Guest Post: Teacher-leader describes having autonomy to make management and finance decisions

This blog post originally appeared on the Education Innovating blog run by Education Evolving from 2010 to 2011. It has now been merged into our main blog.

In this video Linda Peters, a lead teacher at the Advanced Language and Academic Studies (ALAS) bilingual high school in Milwaukee, describes how the school makes management and finance decisions by including teachers.

ALAS has been able to function as a school run collectively by teachers, because the Milwaukee school district and the local union agreed to grant the teachers autonomy and authority.
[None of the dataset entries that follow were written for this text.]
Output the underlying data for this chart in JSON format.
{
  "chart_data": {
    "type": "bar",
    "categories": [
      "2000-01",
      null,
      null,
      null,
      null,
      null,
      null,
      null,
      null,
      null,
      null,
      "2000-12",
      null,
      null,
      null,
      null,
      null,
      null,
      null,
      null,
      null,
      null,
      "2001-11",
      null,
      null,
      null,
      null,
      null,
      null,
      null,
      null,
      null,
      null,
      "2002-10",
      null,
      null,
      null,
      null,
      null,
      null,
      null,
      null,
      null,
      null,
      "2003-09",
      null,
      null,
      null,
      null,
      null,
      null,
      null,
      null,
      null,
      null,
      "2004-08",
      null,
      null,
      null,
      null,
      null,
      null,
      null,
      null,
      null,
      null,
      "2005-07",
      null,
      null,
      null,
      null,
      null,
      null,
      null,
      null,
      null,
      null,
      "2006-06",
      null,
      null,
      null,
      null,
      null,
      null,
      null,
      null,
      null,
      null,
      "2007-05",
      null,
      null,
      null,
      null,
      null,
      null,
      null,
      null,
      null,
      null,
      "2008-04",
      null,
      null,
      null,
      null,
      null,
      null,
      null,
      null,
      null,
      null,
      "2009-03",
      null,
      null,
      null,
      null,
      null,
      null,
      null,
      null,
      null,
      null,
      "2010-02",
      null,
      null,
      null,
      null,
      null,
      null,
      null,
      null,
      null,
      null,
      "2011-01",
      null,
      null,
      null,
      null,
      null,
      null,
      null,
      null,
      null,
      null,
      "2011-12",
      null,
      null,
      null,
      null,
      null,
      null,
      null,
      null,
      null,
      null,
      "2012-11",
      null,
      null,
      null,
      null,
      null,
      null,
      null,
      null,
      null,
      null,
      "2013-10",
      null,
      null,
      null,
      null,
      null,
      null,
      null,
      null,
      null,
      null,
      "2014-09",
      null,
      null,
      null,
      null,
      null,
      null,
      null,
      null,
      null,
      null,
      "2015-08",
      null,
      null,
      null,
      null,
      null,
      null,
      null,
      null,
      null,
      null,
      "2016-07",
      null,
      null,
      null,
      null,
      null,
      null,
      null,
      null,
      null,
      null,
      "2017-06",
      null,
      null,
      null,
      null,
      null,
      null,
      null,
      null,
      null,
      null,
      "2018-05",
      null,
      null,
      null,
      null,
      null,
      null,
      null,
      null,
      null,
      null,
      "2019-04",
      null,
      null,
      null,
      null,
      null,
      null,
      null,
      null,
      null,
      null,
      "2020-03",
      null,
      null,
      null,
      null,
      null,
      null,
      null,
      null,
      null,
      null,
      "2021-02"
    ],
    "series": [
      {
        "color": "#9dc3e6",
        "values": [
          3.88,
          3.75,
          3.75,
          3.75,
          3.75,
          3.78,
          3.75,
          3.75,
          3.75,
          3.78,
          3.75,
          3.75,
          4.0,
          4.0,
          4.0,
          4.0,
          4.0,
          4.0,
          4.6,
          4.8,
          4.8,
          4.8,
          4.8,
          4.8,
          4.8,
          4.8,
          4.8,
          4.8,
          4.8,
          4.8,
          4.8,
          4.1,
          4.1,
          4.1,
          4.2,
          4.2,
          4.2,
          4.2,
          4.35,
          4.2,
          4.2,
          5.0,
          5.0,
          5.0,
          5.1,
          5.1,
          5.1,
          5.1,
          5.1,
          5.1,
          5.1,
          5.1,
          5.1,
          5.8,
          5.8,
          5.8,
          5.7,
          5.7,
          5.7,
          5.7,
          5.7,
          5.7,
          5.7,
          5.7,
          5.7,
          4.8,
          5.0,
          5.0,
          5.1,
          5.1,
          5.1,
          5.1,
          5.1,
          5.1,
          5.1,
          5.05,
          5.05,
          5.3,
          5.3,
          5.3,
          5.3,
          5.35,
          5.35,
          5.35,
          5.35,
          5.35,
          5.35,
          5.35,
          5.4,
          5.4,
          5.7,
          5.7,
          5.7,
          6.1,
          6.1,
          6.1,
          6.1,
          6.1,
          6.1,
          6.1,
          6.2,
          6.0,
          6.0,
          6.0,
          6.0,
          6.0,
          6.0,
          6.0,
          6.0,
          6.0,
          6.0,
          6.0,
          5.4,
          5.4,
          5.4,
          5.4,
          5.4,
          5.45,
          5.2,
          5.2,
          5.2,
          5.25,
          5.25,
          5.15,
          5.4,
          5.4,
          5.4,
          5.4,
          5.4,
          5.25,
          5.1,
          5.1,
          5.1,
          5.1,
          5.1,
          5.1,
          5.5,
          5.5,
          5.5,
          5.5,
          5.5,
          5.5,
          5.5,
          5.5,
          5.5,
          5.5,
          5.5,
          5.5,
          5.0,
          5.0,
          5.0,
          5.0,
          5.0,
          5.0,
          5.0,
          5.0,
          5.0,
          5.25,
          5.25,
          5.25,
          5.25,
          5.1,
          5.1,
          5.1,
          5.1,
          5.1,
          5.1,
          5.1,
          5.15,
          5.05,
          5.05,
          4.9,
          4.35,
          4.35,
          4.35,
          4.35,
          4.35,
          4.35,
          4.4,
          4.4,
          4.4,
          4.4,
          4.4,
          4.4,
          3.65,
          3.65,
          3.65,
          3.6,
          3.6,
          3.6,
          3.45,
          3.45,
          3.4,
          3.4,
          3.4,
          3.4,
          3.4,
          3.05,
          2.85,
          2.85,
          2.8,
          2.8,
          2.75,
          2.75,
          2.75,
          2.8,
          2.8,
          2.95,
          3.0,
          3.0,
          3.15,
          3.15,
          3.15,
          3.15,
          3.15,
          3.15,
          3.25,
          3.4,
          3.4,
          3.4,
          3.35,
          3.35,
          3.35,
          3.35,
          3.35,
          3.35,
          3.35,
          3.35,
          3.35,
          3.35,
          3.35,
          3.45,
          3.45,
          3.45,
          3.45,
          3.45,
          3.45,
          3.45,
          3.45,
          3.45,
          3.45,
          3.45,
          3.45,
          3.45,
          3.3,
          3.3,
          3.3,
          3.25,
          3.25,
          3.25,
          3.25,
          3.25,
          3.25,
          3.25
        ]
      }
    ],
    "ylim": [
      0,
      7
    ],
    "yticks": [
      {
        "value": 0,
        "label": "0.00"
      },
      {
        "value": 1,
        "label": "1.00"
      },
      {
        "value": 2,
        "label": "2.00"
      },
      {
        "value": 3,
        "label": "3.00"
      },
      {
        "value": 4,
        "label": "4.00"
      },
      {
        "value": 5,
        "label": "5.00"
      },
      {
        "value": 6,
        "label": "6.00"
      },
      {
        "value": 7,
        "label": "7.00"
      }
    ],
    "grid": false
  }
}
The teachers saw the opportunity, and took it.

“We saw the waste, and the very ineffective ways of doing things at the large high school, and we thought we could do it better ourselves.”

The founding teachers looked at different models, and came up with a cooperative management model. While acknowledging it can be cumbersome at times, Linda testifies that better decisions are made, and resources are spent more efficiently.

In a school with an administrator the administrator tells teachers what to do and then the teacher chooses to follow through or not, she reported. “If you’re not given autonomy...(and) authority to make decisions on what you know to be best for your students, it doesn’t work.”

The staff meets weekly, and makes decisions over the budget, policy, and staffing. During this time they set goals, and allocate resources appropriately. They coordinate curriculum together, across disciplines. This is in direct contrast to traditional schools where decisions are made for teachers, on behalf of teachers.

The model also increases accountability. The teachers in the school feel greater responsibility for the entire school, since they are accountable for it. At the large high school, teachers could always blame somebody else—other teachers, or the administration. At ALAS, Linda says, if the teachers can’t make the students read on grade level there is nowhere to look but back at themselves.

Teachers describe it as freeing and motivating, yet humbling too.